From a CS point of view, the problem is that in many communities, what is 'uncontroversially good' depends on subtleties only known to insiders who are willing to comply with the quirks of a community. And most communities are very defensive when it comes to shielding their top venues from relative outsiders, who are not sufficiently close to the inner circle of key players. As a consequence, getting the top-venue stamp (required to please the administration) becomes a social game. I think having a more open review process and stronger editorial control (vs. reviewer power) can mitigate this problem to some extent, for the following reasons: 1. When a paper is good, but upsets the subjective feelings of reviewers, the system should be implemented in a way that there is a high social cost for killing a paper because of subjective/cosmetic issues. Having venues where papers that are sent out to reviewers are most likely reasonable and should only be killed because of 'hard' flaws creates such a system. 2. When a paper is bad and the editors push it through, publishing details of the paper's editorial flow would impose social costs on the editors. (The reviewers, who may be potentially early in their career and may need protection, may even remain anonymous, the editors, who typically enjoy a strong standing in the community, should not.)
In CS, journals tend to operate a bit closer to this model than conferences, which I think makes the journal submission and revision process more meaningful. To conclude, I don't think getting rid of rejects is the solution, but rather editorial policies that encourage reviewers to either expose fatal technical flaws in a paper or help the authors improve the presentation to achieve a better end-result.
An important caveat is that this experience isn't accepting everything; it's publishing everything (or at least, everything that satisfies the desk check and is sent out for peer review). The whole point is separating evaluation from publication; they'll still distinguish works that they think are significant and rigorous from those they do not, but all works will be accessible. That's the mental shift they're trying to make happen.
(Disclosure: I volunteer for a project with a similar goal, that has received funding from eLife in the past: https://plaudit.pub.)
I don't think the problem here is actually the "broken peer review system". I think this is a fairly natural development: if your PhD advisor insists that you have a few "good papers" before they'll agree to let you graduate, and "publication venue" is used as a proxy for "is a good paper" (which is very reasonable, because it might take years before better proxies such as "citation count" give a good signal), then you'll submit your paper to top tier venues and hope for the best. I don't really know how to fix this: Establishing things like TMLR (Transactions of Machine Learning Research -- a rolling-release journal meant to have roughly the quality of NeurIPS) might be a good way forward. Students get their stamp of approval by publishing there and NeurIPS can significantly increase their acceptance threshold. But once you do that, you'll risk that TMLR doesn't count as "good enough venue" anymore....

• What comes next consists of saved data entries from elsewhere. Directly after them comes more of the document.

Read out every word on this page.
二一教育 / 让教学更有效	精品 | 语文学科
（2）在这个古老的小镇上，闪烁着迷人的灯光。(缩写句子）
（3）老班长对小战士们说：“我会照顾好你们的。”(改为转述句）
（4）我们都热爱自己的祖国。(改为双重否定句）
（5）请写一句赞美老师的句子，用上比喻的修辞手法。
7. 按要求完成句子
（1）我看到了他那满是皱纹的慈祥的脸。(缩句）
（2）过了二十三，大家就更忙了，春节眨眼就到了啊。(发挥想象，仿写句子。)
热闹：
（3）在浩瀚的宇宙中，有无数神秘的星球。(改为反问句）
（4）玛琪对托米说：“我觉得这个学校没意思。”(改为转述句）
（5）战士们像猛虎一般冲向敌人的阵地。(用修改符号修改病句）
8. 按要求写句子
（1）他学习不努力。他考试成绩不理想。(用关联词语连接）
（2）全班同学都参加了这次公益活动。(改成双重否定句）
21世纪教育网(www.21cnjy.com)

My conclusion is that there is an inherent subjectivity involved in judging paper "quality". Which shouldn't be that surprising; if there were objective criteria we probably wouldn't need humans to do any judging. I dunno if you want to call that a broken system or not, but if this outcome is unavoidable then trying to change it won't improve anything. (I suspect that 60% isn't some magic lower limit and improvement is possible, but I suspect the lower limit is 20-40% at minimum).
Realistically, this means that a single acceptance/rejection shouldn't decide the fate of a persons whole career. And they generally don't, it will be an average of many.